Roket MK-30 Taiwan diluncurkan dari peluncur multi-roket Thunderbolt 2000 saat latihan militer tahunan Han Kuang di Penghu, sebelah barat Taiwan, Rabu (17/4).
Taiwan menggelar latihan militer tahunannya selama lima hari untuk mempersiapkan diri dari kemungkinan serangan dari China. (REUTERS)
Penghu, Taiwan (IMP) -- Taiwan melakukan pelatihan militer terbesar menggunakan peluru tajam sejak 2008, melibatkan lebih dari 7.000 tentara yang mensimulasikan ada serangan dari China.
Operasi itu, bagian dari satu pelatihan militer tahunan selama lima hari itu bersandi Han Kuang 29 diselenggarakan di Kepulauan Penghu di tengah dari selat sepanjang 180 km yang memisahkan Taiwan dari China daratan.
Pada saat sama, Amerika Serikat menggelar latihan perang terpadu dengan Korea Selatan dan Filipina. Kerja sama militer di Asia Pasifik dan Asia Timur oleh Amerika Serikat dikritik China; sementara di sisi lain China sejak awal sangat ekspansif dan tidak malu-malu lagi mengklaim sepihak banyak perairan kawasan.

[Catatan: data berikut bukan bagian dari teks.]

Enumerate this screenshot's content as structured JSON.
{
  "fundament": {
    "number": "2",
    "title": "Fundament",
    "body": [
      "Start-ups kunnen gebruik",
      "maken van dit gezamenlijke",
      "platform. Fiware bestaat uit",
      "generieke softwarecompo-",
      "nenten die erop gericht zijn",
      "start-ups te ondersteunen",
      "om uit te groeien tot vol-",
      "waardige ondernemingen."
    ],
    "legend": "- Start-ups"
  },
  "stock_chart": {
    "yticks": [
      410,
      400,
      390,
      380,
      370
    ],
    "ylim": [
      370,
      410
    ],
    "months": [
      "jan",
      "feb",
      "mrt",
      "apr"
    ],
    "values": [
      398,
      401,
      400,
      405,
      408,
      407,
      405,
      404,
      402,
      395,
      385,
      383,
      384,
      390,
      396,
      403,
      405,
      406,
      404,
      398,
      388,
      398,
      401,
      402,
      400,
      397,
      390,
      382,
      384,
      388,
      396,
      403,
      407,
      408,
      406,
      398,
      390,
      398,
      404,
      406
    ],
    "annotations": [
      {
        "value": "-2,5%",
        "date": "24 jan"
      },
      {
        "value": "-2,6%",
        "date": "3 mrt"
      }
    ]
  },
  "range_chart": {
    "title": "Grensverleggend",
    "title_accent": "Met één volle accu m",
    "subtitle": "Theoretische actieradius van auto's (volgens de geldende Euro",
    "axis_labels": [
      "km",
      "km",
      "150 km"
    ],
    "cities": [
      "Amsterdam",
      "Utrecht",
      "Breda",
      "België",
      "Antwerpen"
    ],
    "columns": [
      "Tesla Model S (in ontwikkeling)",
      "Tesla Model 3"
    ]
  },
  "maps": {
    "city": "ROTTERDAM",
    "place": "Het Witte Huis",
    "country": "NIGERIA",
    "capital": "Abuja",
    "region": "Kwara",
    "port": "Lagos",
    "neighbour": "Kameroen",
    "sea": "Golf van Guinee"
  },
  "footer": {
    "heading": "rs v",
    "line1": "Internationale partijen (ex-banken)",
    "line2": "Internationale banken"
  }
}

Hal ini jelas mengusik kenyamanan dan kepentingan negara-negara di kawasan, di antaranya di Laut China Selatan, dan ASEAN.
Skenario latihan perang Taiwan itu, satu pasukan gabungan angkatan darat, laut, dan udara negara itu mempersiapkan satu pertahanan dari pulau-pulau penting yang strategis dari satu serangan mendadak China.
Para pejabat Taiwan mengatakan operasi itu melibatkan satu uji coba sistem roket multi peluncur Ray Ting 200 atau Thunderbolt 2000 yang dirancang untuk mencegah musuh melakukan satu pendaratan ampibi.
Presiden Taiwan, Ma Ying-jeou, yang memprakarsai pendekatan Taipei dengan Beijing, mengatakan, latihan militer menggunakan peluru tajam itu satu peringatan serius kepada China.
"Dalam beberapa tahun lalu, China yang komunis meningkatkan jumlah dan kualitas senjatanya setelah pembangunan ekonominya yang mengalami kemajuan yang cepat," katanya.
"Menghadapi ancaman itu, kita harus bersiap jika kita ingin perdamaian tetap berkesinambungan di Selat Taiwan," kata Ma.
Pihak lainnya mengatakan tindakan itu menegaskan sikap keras Taiwan terhadap Beijing sementara satu kepemimpinan baru China mendorong bagi dialog lebih lanjut.
China sangat ambisius dan ekspansif; berkeras mengklaim secara sepihak banyak wilayah strategis kawasan dan kerap menunjukkan otot militernya sebagai bagian dari propaganda luar negeri bangsa itu.
Dengan ASEAN, China mengklaim hampir semua Laut China Selatan, yang bersinggungan dengan kepentingan Viet Nahm, Filipina, Malaysia, dan Brunei Darussalam. Sebelum China "masuk gelanggang" dengan klaim sepihaknya tentang Laut China Selatan, potensi konflik internal di kawasan ASEAN bisa dijaga bersama.
Keadaan berubah sejak China dengan kekuatan dan propaganda militernya --di antaranya peluncuran kapal induk Liaoning dan lain-lain-- "masuk gelanggang".
"Enough is enough," kata Menteri Luar Negeri, Marty Natalegawa, di Brunei Darussalam, beberapa waktu lalu, tentang sikap China yang dinilai ASEAN tidak mau menjunjung kesepakatan menjaga Kode Perilaku Bersama di Laut China Selatan. Indonesia aktif mengajak semua pihak bertikai untuk memedomani Kode Perilaku Bersama di ASEAN dan kawasan.